Brian Hare, professor na Duke University, tem estudado a domesticação dos cães do ponto de vista cognitivo. Ele propõe duas hipóteses:

  1. Selecção para comunicação: a capacidade de prever e de manipular o comportamento humano através de sinais comunicativos terá sido um alvo directo da selecção.
  2. Correlacionado por produto: a habilidade de ler sinais humanos teria surgido como consequência da selecção para comportamentos dóceis e sociais, e não como um objectivo primário.
O papel dos cães na modernidade

O século XIX foi crucial para a mudança de imagem dos cães, que passaram a ser associados a animais de companhia. No Reino Unido, onde o amor da Rainha Vitória por cães teve uma grande influência, os cães deixaram gradualmente de ser vistos apenas como animais de trabalho.
A industrialização, o aumento do comércio, as mudanças nas classes sociais, a emancipação das mulheres e o crescimento do lazer foram factores que contribuíram fortemente para esta mudança de mentalidades relativamente aos cães.

As exposições e as competições caninas foram fundamentais para a criação das raças modernas e impulsionaram, ainda mais, a centralidade do cão no quotidiano urbano.

Como explica Philip Howell, em “At Home and Astray”, a segunda metade do século XIX foi um período de urbanização acelerada em Londres, onde os cães substituíram outros animais de rua.

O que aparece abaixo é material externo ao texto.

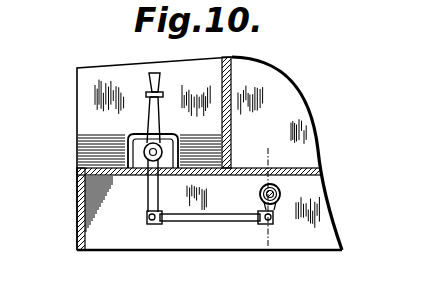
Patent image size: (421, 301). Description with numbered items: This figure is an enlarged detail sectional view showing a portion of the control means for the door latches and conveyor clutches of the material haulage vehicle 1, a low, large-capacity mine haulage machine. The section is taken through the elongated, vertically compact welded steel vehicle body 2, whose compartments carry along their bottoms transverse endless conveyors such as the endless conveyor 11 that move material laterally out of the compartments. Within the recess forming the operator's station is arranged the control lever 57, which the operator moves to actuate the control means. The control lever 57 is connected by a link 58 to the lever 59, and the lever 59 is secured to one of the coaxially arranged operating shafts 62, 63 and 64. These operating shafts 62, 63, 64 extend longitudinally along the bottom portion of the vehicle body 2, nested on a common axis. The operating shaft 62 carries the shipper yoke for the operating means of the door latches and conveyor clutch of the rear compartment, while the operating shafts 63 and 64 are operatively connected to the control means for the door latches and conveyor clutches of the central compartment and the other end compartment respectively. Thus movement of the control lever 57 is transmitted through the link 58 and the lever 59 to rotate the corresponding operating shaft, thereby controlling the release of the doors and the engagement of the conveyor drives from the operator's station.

The material haulage vehicle 1 is at (77, 205).
The vehicle body 2 is at (288, 89).
The endless conveyor 11 is at (285, 155).
The control lever 57 is at (150, 112).
The link 58 is at (220, 218).
The lever 59 is at (282, 208).
The operating shaft 62 is at (280, 199).
The operating shaft 63 is at (280, 192).
The operating shaft 64 is at (278, 186).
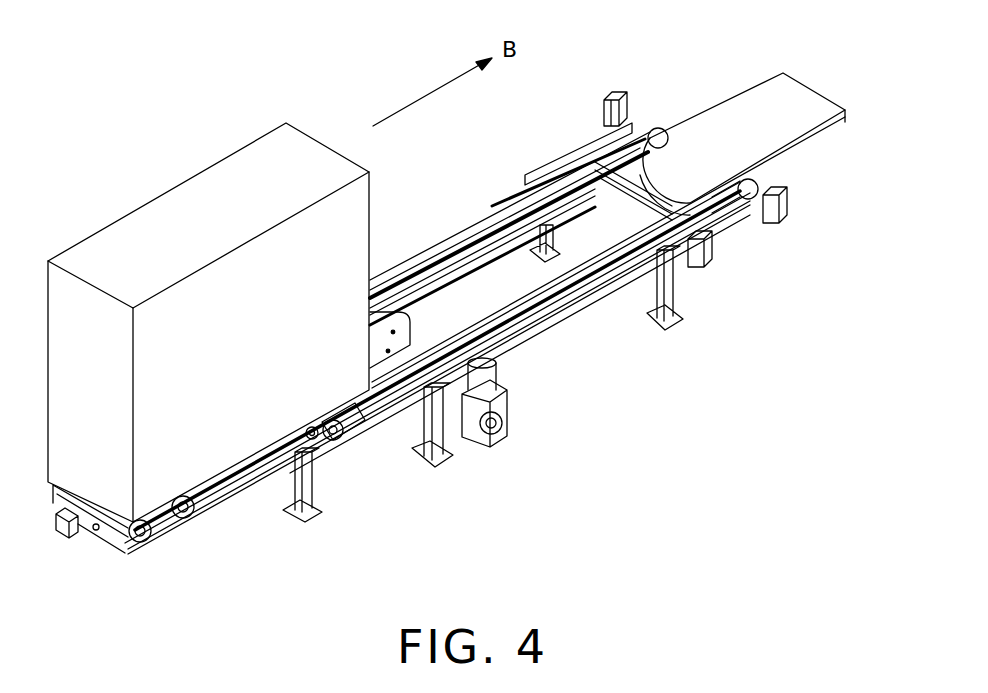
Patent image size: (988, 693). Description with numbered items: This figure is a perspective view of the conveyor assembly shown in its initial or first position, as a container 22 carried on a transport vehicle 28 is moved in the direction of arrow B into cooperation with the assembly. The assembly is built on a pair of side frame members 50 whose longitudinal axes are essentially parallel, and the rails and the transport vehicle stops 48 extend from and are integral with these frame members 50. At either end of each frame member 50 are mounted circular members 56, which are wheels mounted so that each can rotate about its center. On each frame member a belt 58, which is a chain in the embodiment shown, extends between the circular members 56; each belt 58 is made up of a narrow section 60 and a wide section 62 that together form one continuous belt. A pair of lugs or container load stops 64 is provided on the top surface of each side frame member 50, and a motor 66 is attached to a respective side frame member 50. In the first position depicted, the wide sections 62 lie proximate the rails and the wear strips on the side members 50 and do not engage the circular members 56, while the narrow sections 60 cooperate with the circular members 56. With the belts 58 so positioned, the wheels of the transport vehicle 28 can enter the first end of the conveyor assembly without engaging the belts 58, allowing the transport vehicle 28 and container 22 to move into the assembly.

Assim, passaram a ocupar um lugar privilegiado dentro de casa, recebendo nomes, histórias próprias e, até, sepulturas em cemitérios para animais. Surgiram, também, os primeiros lares para cães abandonados, como o famoso Battersea Dogs Home.

Hoje: mais do que trabalhadores, companheiros

Actualmente, nos países ocidentais, a maioria dos cães são tidos como animal de companhia, embora muitos desempenhem ainda funções de trabalho. A sua inclusão nas famílias humanas impulsionou um grande aumento do estudo do seu comportamento, da sua saúde e da sua psicologia.

Ter conhecimento sobre a evolução e a domesticação do cão é essencial, uma vez que nos ajuda a perceber que este animal foi seleccionado e criado ao longo do tempo para satisfazer necessidades humanas – que hoje são, principalmente, emocionais. Existem inúmeros estudos que demonstram que um cão pode ajudar a controlar a ansiedade, a regular as emoções e a melhorar o humor de uma pessoa.

Assim, podemos afirmar que, actualmente, os cães são, acima de tudo e com todo o mérito, companheiros e membros das famílias humanas.